1. The Luckiest Girl Alive by Jessica Knoll
This book has been touted as a match made in Heaven for those who loved Gillian Flynn's Gone Girl, but this one is due credit that stands on its own. It's true that the book is similar to Flynn's in that you're set to encounter a character you initially see in a different light by then as the chapters reveal different layers, but the main character in this gripping piece of fiction is captivating on her own. The writing and storyline is dark and a bit twisted with flashbacks and a climax that will literally send shivers down your spine. Perfect for the fan of Girl on a Train and female characters who aren't cookie cutter perfect.

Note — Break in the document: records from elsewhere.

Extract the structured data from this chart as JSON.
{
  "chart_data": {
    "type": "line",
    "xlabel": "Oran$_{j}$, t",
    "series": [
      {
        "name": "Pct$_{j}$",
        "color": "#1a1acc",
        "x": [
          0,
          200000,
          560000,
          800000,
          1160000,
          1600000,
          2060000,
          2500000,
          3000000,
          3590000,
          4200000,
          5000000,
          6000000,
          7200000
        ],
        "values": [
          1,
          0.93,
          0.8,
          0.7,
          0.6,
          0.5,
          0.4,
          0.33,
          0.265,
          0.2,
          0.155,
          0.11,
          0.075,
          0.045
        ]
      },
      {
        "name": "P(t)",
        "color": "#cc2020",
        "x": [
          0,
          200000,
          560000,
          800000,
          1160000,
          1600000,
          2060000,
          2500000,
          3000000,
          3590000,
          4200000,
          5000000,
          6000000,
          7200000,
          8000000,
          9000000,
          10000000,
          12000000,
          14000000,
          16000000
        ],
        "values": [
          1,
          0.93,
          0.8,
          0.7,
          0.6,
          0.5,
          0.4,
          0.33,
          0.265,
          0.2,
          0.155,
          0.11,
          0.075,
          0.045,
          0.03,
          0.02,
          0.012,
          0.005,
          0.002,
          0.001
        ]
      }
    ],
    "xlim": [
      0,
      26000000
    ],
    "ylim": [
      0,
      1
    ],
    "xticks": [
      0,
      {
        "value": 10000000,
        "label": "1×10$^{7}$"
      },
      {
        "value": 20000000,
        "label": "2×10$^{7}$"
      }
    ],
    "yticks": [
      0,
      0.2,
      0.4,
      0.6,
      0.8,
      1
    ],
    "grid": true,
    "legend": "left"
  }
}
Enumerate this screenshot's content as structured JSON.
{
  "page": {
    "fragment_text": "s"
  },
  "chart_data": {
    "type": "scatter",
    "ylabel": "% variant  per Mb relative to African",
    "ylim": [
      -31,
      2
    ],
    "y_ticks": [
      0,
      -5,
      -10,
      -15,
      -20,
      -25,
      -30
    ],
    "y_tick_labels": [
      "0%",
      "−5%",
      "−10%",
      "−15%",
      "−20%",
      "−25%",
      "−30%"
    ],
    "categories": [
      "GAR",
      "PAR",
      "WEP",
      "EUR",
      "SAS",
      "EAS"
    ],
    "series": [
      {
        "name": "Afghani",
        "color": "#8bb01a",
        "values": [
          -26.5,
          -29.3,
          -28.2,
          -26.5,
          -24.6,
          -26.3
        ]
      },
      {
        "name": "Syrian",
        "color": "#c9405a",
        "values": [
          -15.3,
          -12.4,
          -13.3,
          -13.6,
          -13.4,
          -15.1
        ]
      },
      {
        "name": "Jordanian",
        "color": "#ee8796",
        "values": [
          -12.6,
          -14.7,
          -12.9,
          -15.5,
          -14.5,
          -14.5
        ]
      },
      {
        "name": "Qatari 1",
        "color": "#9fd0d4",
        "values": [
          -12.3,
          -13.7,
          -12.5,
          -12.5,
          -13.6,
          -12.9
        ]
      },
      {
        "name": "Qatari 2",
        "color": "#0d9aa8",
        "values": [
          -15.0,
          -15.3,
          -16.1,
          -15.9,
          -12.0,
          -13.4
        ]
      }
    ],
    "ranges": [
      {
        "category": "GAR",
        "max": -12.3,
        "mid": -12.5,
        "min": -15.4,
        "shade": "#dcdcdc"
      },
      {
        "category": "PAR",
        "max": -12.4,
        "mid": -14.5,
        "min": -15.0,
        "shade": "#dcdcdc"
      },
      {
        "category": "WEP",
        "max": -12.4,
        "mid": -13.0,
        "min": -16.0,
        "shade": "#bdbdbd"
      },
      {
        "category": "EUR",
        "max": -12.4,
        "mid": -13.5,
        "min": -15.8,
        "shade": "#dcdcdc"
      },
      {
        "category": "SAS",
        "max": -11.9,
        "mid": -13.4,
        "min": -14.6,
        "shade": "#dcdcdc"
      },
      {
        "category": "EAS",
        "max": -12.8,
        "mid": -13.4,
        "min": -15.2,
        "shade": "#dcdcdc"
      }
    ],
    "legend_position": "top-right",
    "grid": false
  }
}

2. The Bricks That Built the Houses by Kate Tempest
You know how they say never choose a book by it's cover? This book woven with love stories and spinning moral compasses. Tempests's novel turns back the clock to timid first times, tense conversations over dinners and wild nightclub scenes. The artistry behind the authors experience as a rapper, poet and language master breathes life right onto the pages of this book which follows the story of two women: Becky and Harrow, two individuals striving to conquer their dreams.
3. Modern Lovers by Emma Straub
New York Times best selling author Emma Staub sells on life and friendship again with this novel about a close-knigt group of college pals who approach their adult years with reluctance. Modern Lovers looks into the lives of former college bandmates Elizabeth and Andrew and Zoe who've seen each other get married and start families in their own houses while still attempting to keep a grip on their fleeting identities of their youth. This one's a good read for those who've had to pass the torch of independence on to their own teens, and also for those of who've seen their parents struggle with doing so.
4. Not Working by Lisa Owens
So, fans of Bridget Jones will adore this story about Claire a young woman in her late 20s who ditches her job in "creative communications" to set out on a journey to discover what it is she really wants out of life. In her journey, despite having all of the free time in the world to do so, she discovers she couldn't give a single iota to caring about reading Ulysses or prep for a marathon run. Funnily enough she finds herself caught up in a tide of depression, procrastination and online quizzes aimed at finding a person's career ideal. “If I can just digest enough TED talks, self-improvement podcasts, overviews on the Aristotelian sense of purpose and first-hand accounts of former City workers who set up artisan businesses from their kitchen tables, then surely the answer will reveal itself?” This one will have you leading the book club topics for a months to come.